Мария Адольфовна шептала: «О, jetzt muß Ich mich auf den Weg machen…»[21] — и в десятый раз что-то перекладывала, упаковывала, садилась на диван, пила валерьянку. И опять: «О, jetzt muß Ich…» Ее книжки в старинных, с золотым тиснением переплетах пахли сухими духами «саше». У нее была восьмигранная деревянная рамочка, на которой Мария Адольфовна плела красивые салфетки двух цветов, и научила плести такие салфетки Саню, его двоюродную сестру Женю и Женину мать тетю Киру.
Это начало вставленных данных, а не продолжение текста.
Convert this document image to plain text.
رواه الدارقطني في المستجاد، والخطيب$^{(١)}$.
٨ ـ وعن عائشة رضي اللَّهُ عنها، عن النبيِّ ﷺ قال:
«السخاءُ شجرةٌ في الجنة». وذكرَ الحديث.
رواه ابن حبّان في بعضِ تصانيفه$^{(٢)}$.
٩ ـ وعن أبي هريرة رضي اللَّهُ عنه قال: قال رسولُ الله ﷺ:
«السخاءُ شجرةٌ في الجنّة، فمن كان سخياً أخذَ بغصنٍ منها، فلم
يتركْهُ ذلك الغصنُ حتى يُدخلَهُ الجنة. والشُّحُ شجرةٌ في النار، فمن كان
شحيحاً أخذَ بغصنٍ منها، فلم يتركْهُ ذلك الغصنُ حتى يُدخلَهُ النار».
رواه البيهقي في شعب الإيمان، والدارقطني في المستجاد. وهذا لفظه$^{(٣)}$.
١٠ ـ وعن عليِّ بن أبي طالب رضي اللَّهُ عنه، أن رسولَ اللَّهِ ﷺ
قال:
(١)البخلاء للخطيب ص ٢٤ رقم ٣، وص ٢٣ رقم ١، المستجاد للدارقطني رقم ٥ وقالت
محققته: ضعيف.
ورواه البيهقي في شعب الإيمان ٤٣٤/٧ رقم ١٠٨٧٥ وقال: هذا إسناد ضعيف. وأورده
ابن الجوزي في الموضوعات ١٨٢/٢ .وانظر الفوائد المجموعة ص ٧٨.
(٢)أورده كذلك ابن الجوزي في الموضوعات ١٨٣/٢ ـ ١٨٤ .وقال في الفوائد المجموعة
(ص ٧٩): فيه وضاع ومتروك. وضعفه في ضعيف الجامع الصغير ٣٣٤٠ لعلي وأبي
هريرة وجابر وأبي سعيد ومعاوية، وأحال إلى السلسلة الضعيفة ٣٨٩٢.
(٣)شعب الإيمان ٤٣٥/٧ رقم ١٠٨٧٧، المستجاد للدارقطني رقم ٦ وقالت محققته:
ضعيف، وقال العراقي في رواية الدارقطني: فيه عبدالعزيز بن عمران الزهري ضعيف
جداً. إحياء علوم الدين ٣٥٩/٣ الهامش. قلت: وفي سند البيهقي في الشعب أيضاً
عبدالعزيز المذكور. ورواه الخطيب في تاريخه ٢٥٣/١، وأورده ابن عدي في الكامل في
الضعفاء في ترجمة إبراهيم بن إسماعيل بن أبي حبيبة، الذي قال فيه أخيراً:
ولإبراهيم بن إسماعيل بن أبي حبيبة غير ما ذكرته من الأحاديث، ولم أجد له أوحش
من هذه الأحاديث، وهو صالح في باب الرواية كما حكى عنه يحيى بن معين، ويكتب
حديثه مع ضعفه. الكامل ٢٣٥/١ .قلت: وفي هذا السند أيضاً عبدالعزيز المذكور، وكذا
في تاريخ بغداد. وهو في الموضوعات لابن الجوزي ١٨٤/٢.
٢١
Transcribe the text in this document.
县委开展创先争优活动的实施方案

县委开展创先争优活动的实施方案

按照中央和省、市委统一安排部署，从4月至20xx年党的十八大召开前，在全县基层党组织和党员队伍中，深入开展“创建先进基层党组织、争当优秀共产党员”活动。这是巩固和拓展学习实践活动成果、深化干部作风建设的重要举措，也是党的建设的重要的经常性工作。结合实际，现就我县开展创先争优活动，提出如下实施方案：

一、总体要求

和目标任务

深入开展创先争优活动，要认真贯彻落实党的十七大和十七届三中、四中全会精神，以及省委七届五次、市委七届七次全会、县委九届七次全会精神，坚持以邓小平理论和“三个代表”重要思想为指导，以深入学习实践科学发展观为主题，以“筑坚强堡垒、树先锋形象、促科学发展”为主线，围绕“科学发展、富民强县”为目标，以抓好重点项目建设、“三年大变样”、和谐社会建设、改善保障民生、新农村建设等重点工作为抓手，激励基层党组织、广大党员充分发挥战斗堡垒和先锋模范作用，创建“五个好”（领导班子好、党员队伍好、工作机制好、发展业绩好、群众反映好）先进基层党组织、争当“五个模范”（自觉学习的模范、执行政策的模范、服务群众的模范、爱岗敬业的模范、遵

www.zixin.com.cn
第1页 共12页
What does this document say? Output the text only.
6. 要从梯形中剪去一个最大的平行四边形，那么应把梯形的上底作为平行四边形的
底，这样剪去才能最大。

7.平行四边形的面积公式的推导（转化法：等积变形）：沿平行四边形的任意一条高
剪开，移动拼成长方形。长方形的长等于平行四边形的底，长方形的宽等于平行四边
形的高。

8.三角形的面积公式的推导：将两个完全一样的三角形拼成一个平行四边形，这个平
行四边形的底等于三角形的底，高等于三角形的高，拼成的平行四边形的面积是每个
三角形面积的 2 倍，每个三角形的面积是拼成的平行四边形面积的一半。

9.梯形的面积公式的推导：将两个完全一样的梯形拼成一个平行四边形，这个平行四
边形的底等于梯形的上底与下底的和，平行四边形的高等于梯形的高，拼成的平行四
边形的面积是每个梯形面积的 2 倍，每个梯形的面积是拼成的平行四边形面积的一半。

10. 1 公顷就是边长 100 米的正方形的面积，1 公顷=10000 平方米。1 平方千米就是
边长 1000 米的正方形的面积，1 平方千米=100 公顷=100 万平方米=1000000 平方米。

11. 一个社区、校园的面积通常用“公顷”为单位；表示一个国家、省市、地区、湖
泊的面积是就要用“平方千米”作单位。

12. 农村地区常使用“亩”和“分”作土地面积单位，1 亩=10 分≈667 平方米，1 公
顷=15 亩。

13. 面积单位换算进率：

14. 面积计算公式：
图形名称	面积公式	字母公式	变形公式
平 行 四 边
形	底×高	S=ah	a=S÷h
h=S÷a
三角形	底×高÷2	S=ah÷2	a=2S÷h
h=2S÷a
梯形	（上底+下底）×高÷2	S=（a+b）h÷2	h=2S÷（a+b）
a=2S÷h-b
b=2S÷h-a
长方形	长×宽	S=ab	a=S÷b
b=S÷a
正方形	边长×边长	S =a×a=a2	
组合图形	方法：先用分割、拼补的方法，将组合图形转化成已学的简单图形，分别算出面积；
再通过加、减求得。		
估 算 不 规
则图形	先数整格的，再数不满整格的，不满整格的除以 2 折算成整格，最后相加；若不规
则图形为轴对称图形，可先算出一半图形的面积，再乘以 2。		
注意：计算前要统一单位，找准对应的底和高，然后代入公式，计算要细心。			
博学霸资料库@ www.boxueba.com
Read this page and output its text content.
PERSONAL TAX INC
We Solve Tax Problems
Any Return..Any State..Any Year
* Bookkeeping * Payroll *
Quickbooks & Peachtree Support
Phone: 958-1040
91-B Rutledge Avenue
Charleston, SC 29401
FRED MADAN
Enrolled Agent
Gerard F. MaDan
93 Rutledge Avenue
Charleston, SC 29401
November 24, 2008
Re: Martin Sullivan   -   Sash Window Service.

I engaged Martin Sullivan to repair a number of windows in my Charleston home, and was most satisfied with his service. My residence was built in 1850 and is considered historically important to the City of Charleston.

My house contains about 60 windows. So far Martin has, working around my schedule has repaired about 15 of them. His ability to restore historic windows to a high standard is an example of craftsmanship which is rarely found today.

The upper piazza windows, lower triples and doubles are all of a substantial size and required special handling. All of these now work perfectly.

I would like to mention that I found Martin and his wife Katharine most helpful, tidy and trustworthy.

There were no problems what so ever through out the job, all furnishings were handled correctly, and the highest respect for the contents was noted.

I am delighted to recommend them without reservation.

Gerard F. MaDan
«О, jetzt muß ich mich…» — шептала Мария Адольфовна, не двигаясь с места. Мать Сани смотрела на старушку с жалостью и вытирала глаза. Но, в общем, жалеть Марию Адольфовну не стоило. Она возвращалась в Москву, в свою комнату на Арбате, напротив кинотеатра «Арс», где кипела интересная городская жизнь. Правда, Мария Адольфовна была совершенно одинока, не любила кино и редко выходила на улицу.
«Мария Адольфовна, милая, вам не надо никуда торопиться, — говорила мать Сани. — Вы прекрасно можете переночевать….»
«Нет, нет! Зачем? Я понимаю, я для вас чужой человек…»
«Вы совсем не чужой для нас человек, Мария Адольфовна, но поймите, у меня теперь не будет средств вам платить. Вот и все. Тут нет никаких тайн».
«Ach, Gott…» — Мария Адольфовна кивала, сморкалась, ее рука, державшая платок, была крупная, с узловатыми пальцами, как у мужчины, в больших венах. У Марии Адольфовны не было сил уйти. Мать Сани мучилась.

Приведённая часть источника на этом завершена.